Early Years and Education
Lukasz Musial, a Polish immigrant, worked at the American Steel and Wire Company, loading bales of wire onto freight cars. During the Great Depression, he struggled to support his family. The family’s strained finances contributed to Lukasz’s battle with alcoholism. Mary Musial put in long hours as a domestic worker and the family often relied on donations from food pantries. Musial later remembered his mother making baseballs for him “out of a little bit of this and that.”
As a young adult, Stan worked various odd jobs to help support the family. He spent his free time playing baseball, his lifelong passion, and maintained a C average in school. He was the only member of his family to graduate from high school.

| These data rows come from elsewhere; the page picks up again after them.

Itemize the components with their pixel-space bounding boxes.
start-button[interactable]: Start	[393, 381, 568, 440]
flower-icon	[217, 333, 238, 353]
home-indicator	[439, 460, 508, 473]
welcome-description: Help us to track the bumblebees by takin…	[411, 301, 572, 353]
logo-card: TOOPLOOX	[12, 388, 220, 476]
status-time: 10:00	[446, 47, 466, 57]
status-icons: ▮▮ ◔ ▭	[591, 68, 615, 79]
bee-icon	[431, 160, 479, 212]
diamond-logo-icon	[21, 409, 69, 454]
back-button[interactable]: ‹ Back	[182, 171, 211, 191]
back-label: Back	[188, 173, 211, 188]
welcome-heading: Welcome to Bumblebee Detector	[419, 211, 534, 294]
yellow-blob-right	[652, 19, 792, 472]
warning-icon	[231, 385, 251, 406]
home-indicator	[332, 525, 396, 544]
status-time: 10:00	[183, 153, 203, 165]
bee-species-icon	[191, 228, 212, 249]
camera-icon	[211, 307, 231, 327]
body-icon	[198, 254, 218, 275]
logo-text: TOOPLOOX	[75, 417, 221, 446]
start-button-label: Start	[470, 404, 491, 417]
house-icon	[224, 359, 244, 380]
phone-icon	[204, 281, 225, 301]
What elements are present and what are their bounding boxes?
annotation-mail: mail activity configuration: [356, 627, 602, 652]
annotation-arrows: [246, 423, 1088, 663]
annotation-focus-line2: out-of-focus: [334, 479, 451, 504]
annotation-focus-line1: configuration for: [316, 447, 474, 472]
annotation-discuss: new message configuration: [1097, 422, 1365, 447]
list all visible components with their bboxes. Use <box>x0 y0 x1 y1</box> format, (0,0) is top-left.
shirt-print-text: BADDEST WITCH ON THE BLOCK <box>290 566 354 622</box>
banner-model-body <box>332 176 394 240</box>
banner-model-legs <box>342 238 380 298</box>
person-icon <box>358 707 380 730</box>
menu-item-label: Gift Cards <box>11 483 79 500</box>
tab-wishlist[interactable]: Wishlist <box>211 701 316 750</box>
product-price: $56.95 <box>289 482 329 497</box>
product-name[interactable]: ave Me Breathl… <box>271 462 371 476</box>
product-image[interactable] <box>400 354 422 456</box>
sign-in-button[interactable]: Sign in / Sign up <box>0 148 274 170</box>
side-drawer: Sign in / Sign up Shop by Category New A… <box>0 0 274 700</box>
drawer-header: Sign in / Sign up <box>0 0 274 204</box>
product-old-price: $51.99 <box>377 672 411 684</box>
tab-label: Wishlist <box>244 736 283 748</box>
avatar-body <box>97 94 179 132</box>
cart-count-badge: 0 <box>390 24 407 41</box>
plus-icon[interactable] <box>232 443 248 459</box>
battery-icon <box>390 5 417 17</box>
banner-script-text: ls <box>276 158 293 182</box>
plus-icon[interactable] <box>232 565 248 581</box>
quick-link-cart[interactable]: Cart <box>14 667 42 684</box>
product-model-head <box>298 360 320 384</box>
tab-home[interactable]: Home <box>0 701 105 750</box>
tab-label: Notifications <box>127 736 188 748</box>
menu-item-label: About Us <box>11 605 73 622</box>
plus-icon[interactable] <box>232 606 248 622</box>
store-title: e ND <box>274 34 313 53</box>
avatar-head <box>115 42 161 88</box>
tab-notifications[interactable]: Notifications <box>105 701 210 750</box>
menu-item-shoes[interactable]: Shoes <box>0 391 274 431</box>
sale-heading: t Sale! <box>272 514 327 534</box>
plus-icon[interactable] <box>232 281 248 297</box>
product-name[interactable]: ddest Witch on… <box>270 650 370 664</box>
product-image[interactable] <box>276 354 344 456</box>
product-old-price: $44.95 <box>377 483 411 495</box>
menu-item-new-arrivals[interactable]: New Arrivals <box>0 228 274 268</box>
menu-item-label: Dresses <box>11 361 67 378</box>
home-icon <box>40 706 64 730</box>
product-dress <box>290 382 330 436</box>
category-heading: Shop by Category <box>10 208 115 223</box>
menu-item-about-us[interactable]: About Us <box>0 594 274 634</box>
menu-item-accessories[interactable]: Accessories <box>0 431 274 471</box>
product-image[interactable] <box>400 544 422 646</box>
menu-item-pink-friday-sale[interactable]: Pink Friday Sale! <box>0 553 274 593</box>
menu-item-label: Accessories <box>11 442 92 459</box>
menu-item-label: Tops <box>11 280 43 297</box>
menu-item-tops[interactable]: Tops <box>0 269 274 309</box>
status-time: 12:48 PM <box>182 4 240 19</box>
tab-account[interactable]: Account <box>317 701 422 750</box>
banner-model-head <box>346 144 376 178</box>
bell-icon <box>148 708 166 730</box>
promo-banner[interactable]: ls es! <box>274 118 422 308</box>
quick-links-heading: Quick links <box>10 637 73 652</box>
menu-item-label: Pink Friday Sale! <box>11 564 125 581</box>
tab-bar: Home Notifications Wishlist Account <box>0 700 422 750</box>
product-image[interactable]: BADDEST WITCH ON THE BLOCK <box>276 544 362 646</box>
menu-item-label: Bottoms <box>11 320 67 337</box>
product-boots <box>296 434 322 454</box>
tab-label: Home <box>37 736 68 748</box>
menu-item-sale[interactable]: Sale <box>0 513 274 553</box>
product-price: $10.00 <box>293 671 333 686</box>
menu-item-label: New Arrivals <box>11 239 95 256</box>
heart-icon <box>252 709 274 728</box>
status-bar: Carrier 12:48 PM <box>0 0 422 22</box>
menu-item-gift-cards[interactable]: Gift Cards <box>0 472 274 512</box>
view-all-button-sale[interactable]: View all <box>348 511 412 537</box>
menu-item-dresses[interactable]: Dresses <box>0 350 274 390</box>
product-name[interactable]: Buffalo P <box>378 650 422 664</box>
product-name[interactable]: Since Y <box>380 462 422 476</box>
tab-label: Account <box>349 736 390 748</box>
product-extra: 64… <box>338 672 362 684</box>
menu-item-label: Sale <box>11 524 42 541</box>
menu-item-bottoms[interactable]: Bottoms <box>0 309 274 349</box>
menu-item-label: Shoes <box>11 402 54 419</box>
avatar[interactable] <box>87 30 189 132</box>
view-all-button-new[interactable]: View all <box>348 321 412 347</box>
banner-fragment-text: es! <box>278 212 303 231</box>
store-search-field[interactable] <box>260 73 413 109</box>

Musial dreamed of a future as a professional baseball player. He later said, “I wanted to be a big league ball player from the time I was eight years old.” At age 17, he signed a pitching contract with the St. Louis Cardinals for $65 a month and left for spring training.
Musial wrote in his autobiography, “What made me sign with the Cardinals? Because they used salesmanship, the personal touch. Where others wrote, they talked. Where others waited, they acted. That early bird that got the worm must have been a Redbird.”
After he retired, Musial professed, “If I had to do it all over again, I’d go to college before playing professional baseball…Although baseball treated me wonderfully, I missed something. Call it a feeling of inferiority, call it what you will, but I believe sincerely that it takes a man who doesn’t have one to appreciate the value of a college education.”